Conner Teahan arrived at Kansas as a walk-on and ranks sixth in minutes played.

“She transformed me from a slow white guy to a not-as-slow white guy,” Teahan joked.

At the other end of the speed and strength spectrum, senior guard Tyshawn Taylor and junior power forward Thomas Robinson arrived as elite athletes.

“They’re two different athletes, but their power outlet is pretty close,” Hudy said of the team’s two leading scorers. “Tyshawn is more of a tendon-producing guy. The faster he goes, the better he is. Thomas might be more of a muscle-strength guy, where the slower it is, the more power he can develop because he’s really good at strength. Tyshawn might not be great at strength, but he’s reactive, tendon reactive. So you’ve got two different types of power output.”
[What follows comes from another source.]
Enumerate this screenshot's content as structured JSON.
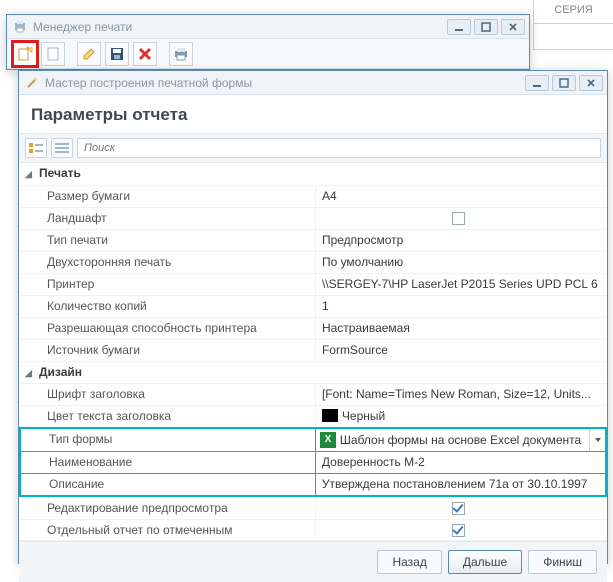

Changes to Robinson’s body have been subtle compared with those made to the bodies of former Jayhawks Marcus and Markieff Morris.

“I think the twins had a huge change in terms of what we did there,” Hudy said. “When they got here, they couldn’t even touch the rim. It was a joke. They had talent, and they’re really smart, in-tune people, but they never trained until they got here.”

Robinson has improved more than just his basketball skills.

“Thomas came in, and he looked like that, now that he’s put on 20 pounds, he looks better, but that was mom and dad,” Hudy said. “He’s moving faster, so he’s a better athlete. We’re moving a larger mass faster.”

The well-toned mass moved so fast it carried Kansas all the way to the national-title game. Not bad for a team that had just one player, Taylor, who scored in last season’s Elite Eight loss to Virginia Commonwealth.